Pinning my hopes on Best Painted Warlord, I was surprised to (absolutely out of the blue) win Most Sporting/Best Opponent! We’d all been handed a voting slip earlier in the day, and I was absolutely delighted to go away with this prize – I don’t think it’s hard to be a pleasant opponent, but I do find it hard to go into game six with the same energy as game one. I’d really concentrated on being a nice person to play even when things weren’t going my way and it turns out I’d pulled it off! Winning an Age of Chivalry Warlord was a nice plus – he might get turned into a statue to mark the occasion. Most Sporting player is always the accolade I think most highly of at any event I attend, and winning it on the votes of my opponents was the highlight of the weekend.
I was pleased overall with my gameplay – two wins and four losses might not sound like a good record, but for me it was an almost unbelievable result. I ended up 18th (out of 23) which was a little disappointing – one or two more bonus points would have seen me up in the top half! Wherever I ended up, I was pleased to see that in at least three of the games I’d put together a plan and executed it well. There was only one game where I entered without a plan and suffered as a result.
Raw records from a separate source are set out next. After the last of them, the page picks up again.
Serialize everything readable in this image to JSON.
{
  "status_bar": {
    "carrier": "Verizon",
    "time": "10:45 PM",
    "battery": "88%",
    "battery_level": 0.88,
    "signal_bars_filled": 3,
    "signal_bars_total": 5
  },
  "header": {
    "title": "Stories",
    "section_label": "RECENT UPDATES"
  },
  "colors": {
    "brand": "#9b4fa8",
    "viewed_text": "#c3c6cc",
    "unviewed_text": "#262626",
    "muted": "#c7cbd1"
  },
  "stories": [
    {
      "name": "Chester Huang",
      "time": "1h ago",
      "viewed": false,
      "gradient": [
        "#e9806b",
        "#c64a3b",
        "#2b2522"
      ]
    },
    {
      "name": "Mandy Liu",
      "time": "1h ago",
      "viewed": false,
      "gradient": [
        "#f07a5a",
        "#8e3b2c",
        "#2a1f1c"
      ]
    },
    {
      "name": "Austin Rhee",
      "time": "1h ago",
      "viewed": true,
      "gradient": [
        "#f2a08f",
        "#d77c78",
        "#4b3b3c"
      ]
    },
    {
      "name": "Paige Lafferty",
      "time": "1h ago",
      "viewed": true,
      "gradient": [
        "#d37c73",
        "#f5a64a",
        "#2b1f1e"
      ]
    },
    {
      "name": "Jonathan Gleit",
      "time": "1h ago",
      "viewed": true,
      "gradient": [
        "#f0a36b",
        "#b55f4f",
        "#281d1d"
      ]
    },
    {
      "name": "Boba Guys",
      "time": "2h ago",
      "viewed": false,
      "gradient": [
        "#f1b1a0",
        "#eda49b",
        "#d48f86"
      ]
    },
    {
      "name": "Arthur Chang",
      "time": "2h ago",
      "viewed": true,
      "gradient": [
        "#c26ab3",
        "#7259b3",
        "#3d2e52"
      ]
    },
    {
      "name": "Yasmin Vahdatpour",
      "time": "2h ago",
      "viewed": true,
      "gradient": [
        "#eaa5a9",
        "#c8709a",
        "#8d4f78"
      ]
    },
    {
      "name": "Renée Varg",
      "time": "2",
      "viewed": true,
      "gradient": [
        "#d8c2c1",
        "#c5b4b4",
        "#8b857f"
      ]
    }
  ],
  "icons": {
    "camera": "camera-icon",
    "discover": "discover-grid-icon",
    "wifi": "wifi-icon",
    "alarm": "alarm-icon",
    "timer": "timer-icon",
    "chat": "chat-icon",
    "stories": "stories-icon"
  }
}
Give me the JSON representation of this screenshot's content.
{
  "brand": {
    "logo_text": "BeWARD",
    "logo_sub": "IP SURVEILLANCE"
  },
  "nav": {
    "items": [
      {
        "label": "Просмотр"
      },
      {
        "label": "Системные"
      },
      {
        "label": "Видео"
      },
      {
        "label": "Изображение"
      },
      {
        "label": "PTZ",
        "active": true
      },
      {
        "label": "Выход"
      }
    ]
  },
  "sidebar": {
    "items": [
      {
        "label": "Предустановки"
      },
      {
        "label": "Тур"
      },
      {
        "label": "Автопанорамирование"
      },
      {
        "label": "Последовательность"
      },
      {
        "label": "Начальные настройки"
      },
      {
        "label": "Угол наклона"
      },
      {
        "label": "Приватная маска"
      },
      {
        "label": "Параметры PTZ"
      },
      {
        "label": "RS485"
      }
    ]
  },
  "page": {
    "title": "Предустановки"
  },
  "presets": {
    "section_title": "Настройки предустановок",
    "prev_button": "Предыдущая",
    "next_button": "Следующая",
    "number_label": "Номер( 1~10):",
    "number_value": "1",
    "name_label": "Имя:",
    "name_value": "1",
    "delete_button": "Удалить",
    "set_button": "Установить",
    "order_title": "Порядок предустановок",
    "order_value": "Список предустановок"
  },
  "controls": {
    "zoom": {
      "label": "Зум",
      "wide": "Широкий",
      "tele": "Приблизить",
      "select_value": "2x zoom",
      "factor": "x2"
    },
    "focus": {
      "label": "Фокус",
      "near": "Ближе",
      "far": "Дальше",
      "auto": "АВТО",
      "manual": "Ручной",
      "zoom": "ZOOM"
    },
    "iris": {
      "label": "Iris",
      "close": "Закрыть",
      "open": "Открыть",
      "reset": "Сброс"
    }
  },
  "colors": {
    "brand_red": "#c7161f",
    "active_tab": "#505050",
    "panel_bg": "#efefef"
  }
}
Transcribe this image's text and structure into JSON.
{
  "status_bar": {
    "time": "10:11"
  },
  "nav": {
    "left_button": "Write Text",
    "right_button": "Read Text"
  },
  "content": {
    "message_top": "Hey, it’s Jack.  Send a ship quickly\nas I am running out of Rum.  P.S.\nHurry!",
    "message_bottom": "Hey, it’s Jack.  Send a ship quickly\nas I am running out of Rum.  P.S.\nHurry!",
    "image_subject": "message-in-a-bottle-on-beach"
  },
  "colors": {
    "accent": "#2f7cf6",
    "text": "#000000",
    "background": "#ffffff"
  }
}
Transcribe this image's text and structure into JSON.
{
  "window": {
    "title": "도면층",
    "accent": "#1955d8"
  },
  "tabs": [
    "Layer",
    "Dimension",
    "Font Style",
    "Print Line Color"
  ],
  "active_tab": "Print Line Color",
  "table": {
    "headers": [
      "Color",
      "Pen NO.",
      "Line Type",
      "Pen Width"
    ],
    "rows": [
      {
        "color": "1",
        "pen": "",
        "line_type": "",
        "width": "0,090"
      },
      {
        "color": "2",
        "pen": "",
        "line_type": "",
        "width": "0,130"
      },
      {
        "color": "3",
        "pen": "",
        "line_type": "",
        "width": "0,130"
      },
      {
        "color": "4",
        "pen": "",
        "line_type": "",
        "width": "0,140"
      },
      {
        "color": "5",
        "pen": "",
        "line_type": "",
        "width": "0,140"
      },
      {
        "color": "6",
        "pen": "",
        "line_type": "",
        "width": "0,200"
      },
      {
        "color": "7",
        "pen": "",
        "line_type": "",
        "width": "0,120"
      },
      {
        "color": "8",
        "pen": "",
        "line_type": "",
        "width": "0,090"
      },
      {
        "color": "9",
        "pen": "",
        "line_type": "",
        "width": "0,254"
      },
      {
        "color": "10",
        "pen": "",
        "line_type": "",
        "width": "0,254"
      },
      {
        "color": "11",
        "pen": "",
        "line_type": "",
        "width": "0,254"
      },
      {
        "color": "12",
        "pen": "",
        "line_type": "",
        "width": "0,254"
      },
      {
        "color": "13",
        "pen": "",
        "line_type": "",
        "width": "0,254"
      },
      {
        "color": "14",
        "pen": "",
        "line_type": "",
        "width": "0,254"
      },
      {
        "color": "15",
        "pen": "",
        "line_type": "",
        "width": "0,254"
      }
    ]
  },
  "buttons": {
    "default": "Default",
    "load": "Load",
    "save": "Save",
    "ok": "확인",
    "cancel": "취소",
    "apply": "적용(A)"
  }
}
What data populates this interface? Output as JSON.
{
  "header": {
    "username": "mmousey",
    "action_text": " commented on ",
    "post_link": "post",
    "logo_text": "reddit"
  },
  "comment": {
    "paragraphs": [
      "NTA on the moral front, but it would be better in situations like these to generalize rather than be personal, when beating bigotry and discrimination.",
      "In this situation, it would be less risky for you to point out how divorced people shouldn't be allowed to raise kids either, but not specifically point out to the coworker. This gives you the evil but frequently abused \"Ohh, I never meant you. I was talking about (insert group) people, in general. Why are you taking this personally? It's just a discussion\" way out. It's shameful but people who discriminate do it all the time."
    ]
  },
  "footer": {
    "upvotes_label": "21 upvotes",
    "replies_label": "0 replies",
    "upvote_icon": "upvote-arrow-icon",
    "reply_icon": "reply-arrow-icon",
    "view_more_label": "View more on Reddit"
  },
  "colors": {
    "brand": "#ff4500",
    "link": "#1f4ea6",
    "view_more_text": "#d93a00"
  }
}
I don’t think I fell into many obvious trap choices with my battle boards and could certainly see my improvement as a Saga player from the practice games. I’ll not be challenging top tables any time soon but I feel I’ve learnt enough to crawl my way to at least the chance of a victory, even when playing Bair.
The Grand Melee
The Grand Melee well deserves its reputation as a hard tournament. The games were fierce and uncompromising, the scenarios hugely challenging, interesting and thought provoking and the pace of three games in a day pushing the mental capacity of the players (well, me at least). It was also well organised (thank you Jed and Joe, organisers beyond compare!) and had clearly been incredibly well thought out.

No matter how hard the battles or the pressure exerted by the top Saga players, it was a fantastically open and welcoming event too. Though the same players have been attending for years (decades!) and shared stories of hard fought battles from first edition, times they’d beaten or been crushed by a regular opponent and how they’d played at various tournaments gone by, there was no impression of cliquey-ness or that it was a closed club. I felt very welcomed throughout, included in conversations and treated as having equally worthy opinions – little did they know my saga opinions are terrible, though clearly on the upward trajectory.
Overall I had a great time – not just because I succeeded in three of my four aims! I did get better at Saga, but I also feel like I joined a really great club in the competitive Saga community. It inspired me to play more, think more and practice more. I’ll be there next year, and if you’re a Saga player in the UK (or beyond!) you should be too!